Um processo movido pelo ex-chefe de segurança do WhatsApp, Attaullah Baig, foi rejeitado no mês passado pelo Tribunal Distrital dos EUA no Norte da Califórnia por falta de provas suficientes. A equipe de Baig afirmou que planeja reapresentar a ação.
Na ação, Baig alegou ter sido demitido durante as demissões por desempenho da Meta por levantar preocupações sobre o que descreveu como graves falhas de segurança dentro do aplicativo de mensagens de propriedade da Meta. Seu processo afirmava que sua demissão violou as regras da SEC (Comissão de Valores Mobiliários dos EUA) que protegem denunciantes de represálias.
Falta de detalhes na denúncia inicial
Em despacho de 19 de março, a juíza federal Laurel Beeler escreveu que "a denúncia não contém fatos suficientes para mostrar que o autor relatou violações das regras ou regulamentos da SEC". A corte considerou que detalhes eram insuficientes em múltiplos aspectos do caso.
Por exemplo, Baig disse ter preenchido um formulário interno na Meta sobre sérias questões de cibersegurança, mas não incluiu mais detalhes sobre seu conteúdo na ação judicial. A juíza também considerou que as alegações de Baig não demonstram retaliação pelo CEO da Meta, Mark Zuckerberg, a quem Baig havia relatado as preocupações com a segurança.
Alegações sobre falhas no WhatsApp
Baig havia alegado que suas preocupações foram ignoradas enquanto hackers assumiam o controle de mais de 100.000 contas por dia e que milhares de funcionários tinham acesso a dados sensíveis dos usuários, como localizações e fotos de perfil.
O foco da Meta nas avaliações de desempenho também teria prejudicado a segurança no WhatsApp, pois os funcionários se concentravam em otimizar suas pontuações nas revisões em vez de abordar ameaças genuínas de segurança, afirmou Baig na ação.
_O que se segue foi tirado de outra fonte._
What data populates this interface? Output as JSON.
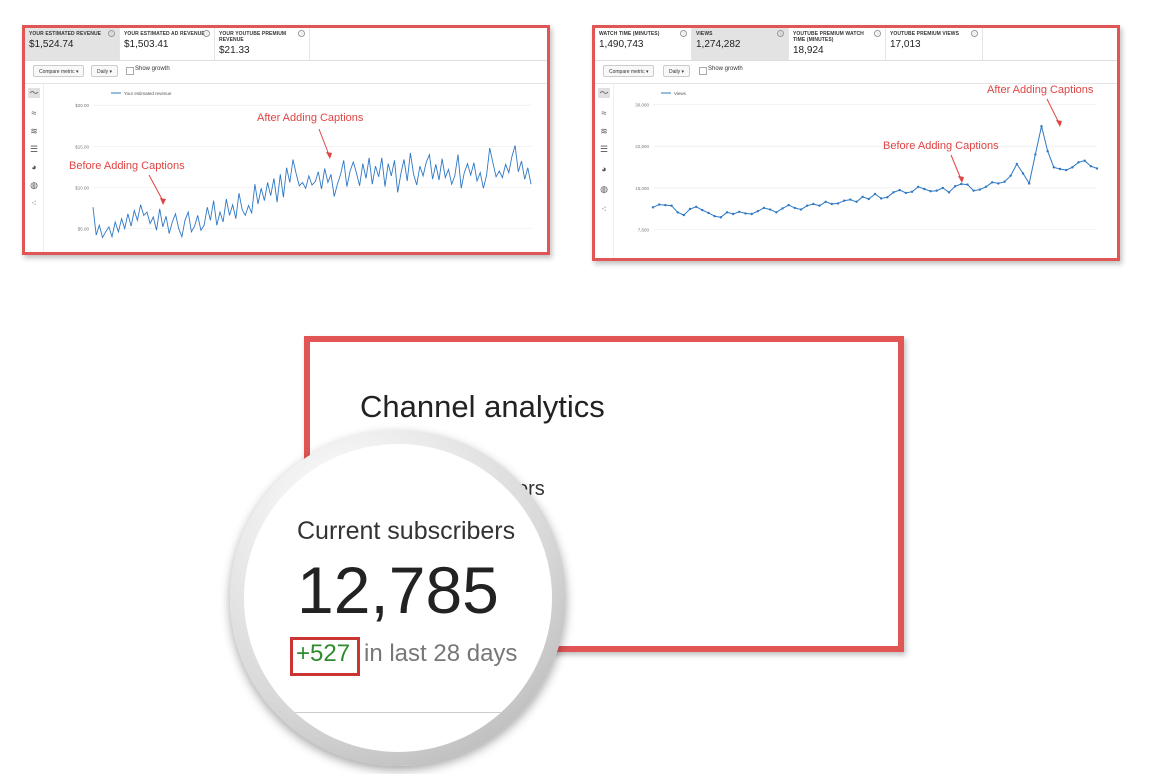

Meta comemora decisão e grupo de Baig planeja reapresentar caso
Andy Stone, porta-voz da Meta, disse: "Esta decisão reafirma o que dissemos o tempo todo: essas alegações não têm mérito. Temos orgulho de nosso forte histórico de proteger a privacidade e a segurança das pessoas e continuaremos construindo sobre ele".
O grupo que representa Baig, a organização de defesa de denunciantes Psst.org, afirmou que planeja reapresentar o caso e que a rejeição foi baseada em fundamentos técnicos estreitos. Jennifer Gibson, cofundadora e diretora executiva da Psst.org, explicou que a juíza não fez qualquer constatação sobre a veracidade das alegações de Baig.
Gibson afirmou que a rejeição ocorreu em parte porque a juíza se recusou a considerar um documento de 90 páginas que Baig apresentou à OSHA (Administração de Segurança e Saúde Ocupacional). "O Sr. Baig descobriu que os dados de bilhões de usuários do WhatsApp estavam em risco. Ele relatou internamente, escalou para Mark Zuckerberg e foi a reguladores federais. Ele foi demitido mesmo assim", disse Gibson em comunicado.
Processo contra executivo específico pode seguir adiante
A decisão da juíza observou que Baig tinha "alegações suficientes" em relação a Nitin Gupta, chefe de engenharia do WhatsApp na Meta. Baig alegou que Gupta negou a ele concessões de ações e marginalizou sua equipe em retaliação por levantar preocupações de segurança.
"Assim, se a alegação do autor por retaliação não fosse rejeitada, a alegação individual contra Gupta sobreviveria", escreveu a juíza Beeler. Isso indica que, caso a ação principal seja reapresentada e aceita, a parte do processo direcionada especificamente ao executivo poderia prosseguir.